Je crois que Je suis, qui était à l’origine un roman édité aux édi­tions P.O.L. en 1991, qui a fait l’objet d’une adap­ta­tion théâ­trale au Théâtre de la Bastille à la fin de cette même année, et qui a été pub­liée sous cette nou­velle forme par la même mai­son d’édition en 1997 sous le titre L’Espace furieux, avant de ren­tr­er au réper­toire de la Comédie-Française en cette année 20061, est en même temps un essai qui par­le du jeu, du je et de l’espace.
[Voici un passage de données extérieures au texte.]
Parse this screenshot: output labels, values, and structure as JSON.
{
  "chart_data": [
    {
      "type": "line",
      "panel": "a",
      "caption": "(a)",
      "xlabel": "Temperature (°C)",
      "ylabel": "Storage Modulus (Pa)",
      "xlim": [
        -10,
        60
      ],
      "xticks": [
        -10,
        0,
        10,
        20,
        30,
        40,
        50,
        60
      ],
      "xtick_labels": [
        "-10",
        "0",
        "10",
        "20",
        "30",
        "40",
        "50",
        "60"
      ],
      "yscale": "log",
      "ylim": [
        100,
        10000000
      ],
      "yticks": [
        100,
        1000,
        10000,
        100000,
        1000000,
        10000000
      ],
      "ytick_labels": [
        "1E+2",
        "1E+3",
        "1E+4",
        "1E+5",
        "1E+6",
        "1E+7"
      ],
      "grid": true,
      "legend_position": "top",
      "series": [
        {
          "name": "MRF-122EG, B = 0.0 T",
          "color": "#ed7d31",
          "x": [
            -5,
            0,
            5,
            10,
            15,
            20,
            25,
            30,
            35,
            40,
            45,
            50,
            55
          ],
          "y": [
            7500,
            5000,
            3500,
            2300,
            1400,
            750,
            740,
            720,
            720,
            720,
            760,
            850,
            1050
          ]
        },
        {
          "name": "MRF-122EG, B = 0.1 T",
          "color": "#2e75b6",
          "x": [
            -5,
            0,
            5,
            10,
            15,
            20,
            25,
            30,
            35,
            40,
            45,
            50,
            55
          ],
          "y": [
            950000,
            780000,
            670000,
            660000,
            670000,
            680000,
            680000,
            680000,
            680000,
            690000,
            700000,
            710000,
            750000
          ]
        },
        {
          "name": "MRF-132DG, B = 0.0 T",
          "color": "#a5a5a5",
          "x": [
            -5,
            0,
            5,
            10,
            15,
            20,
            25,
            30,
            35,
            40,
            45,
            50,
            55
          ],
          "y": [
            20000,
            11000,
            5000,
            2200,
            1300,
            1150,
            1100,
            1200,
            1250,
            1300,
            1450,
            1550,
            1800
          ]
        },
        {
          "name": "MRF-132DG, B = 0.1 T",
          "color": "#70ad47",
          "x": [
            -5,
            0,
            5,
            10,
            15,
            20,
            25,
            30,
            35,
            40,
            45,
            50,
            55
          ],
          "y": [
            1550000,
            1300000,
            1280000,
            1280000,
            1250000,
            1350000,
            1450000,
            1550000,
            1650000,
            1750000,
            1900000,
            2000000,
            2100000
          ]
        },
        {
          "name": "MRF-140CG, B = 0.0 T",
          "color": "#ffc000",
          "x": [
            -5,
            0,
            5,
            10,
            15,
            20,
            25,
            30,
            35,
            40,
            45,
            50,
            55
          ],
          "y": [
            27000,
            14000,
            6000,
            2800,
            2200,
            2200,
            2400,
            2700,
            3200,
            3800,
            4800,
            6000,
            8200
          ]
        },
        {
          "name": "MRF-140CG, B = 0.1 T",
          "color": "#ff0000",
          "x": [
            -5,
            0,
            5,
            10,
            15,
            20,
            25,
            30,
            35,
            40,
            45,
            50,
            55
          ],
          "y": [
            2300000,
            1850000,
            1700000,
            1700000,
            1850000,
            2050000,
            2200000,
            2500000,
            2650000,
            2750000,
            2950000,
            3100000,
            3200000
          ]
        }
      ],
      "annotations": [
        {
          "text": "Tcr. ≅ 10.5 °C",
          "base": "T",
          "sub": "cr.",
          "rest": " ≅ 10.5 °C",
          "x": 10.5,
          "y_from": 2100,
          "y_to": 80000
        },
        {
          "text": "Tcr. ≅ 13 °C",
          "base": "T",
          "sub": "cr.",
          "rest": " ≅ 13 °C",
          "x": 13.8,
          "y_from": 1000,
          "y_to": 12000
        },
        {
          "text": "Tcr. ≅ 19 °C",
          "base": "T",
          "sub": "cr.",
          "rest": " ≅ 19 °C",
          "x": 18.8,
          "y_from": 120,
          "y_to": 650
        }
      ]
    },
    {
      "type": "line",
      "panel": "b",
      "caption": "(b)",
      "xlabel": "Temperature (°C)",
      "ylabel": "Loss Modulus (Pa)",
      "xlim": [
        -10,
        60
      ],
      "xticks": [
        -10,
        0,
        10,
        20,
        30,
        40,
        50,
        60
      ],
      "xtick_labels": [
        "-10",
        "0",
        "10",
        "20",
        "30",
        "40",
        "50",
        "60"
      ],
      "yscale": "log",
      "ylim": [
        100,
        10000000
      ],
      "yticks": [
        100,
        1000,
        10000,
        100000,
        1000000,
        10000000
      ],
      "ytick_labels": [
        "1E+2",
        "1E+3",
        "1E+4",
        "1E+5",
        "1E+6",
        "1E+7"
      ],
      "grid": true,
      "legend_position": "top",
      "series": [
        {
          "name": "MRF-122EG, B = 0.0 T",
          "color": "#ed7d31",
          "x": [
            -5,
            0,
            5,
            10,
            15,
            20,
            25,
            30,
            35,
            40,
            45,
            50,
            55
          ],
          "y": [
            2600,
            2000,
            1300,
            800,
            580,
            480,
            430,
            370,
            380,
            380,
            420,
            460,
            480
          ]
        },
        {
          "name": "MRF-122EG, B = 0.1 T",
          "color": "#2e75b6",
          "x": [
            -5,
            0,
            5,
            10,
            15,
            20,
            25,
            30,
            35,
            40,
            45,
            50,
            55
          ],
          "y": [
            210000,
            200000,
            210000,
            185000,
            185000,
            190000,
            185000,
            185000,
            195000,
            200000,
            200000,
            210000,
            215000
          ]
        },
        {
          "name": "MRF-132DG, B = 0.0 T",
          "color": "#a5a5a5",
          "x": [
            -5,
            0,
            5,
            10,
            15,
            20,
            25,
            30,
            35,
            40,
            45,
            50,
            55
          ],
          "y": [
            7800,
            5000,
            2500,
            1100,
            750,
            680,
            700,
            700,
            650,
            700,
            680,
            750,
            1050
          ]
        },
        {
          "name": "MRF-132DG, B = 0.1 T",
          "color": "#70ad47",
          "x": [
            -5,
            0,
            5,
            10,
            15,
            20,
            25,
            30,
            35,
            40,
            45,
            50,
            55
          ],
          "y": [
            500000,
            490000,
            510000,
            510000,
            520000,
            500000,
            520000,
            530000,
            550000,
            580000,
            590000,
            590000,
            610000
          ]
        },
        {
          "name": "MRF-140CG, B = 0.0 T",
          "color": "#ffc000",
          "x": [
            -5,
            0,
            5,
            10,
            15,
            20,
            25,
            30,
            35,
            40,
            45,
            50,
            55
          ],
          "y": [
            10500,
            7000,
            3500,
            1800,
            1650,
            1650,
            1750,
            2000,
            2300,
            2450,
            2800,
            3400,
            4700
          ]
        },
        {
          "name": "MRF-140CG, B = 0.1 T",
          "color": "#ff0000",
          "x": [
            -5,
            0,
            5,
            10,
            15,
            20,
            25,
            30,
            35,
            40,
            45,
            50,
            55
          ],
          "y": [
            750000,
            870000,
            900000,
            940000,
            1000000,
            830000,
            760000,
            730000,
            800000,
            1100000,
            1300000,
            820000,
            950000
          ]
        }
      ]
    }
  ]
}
Grâce, notam­ment, à l’acteur Daniel Znyk, qui jouait le rôle de Sosie dans le Je suis des débuts, et qui seize ans après a bien voulu repren­dre ce per­son­nage du dou­ble dans le tout autre Espace furieux du Français. Depuis ce temps-là, Daniel Znyk et Valère Nova­ri­na ont col­laboré six fois. L’auteur-metteur en scène nous dit pourquoi il aime tra­vailler avec cet « étrange ani­mal ».

Sylvie Mar­tin-Lah­mani : Quand avez-vous tra­vail­lé ensem­ble pour la pre­mière fois ?

Valère Nova­ri­na : Le pre­mier spec­ta­cle où Daniel Znyk et moi avons tra­vail­lé ensem­ble était Vous qui habitez le temps, créé au Fes­ti­val d’Avignon et repris au Théâtre de la Bastille en 1989. Daniel y tenait le rôle du Chercheur de Fal­bala, un nom qui fait écho à la « Closerie Fal­bala » de Jean Dubuf­fet.

S. M.-L. : Com­ment l’as-tu ren­con­tré ou décou­vert ?

V. N. : Daniel jouait un rôle presque muet dans Le Faiseur de théâtre de Thomas Bern­hard. Il a été très sur­pris, très intrigué que je l’engage pour jouer un per­son­nage extrême­ment par­lant, après l’avoir remar­qué dans un rôle presque sans texte.

S. M.-L. : Est-ce que tu l’as for­mé ?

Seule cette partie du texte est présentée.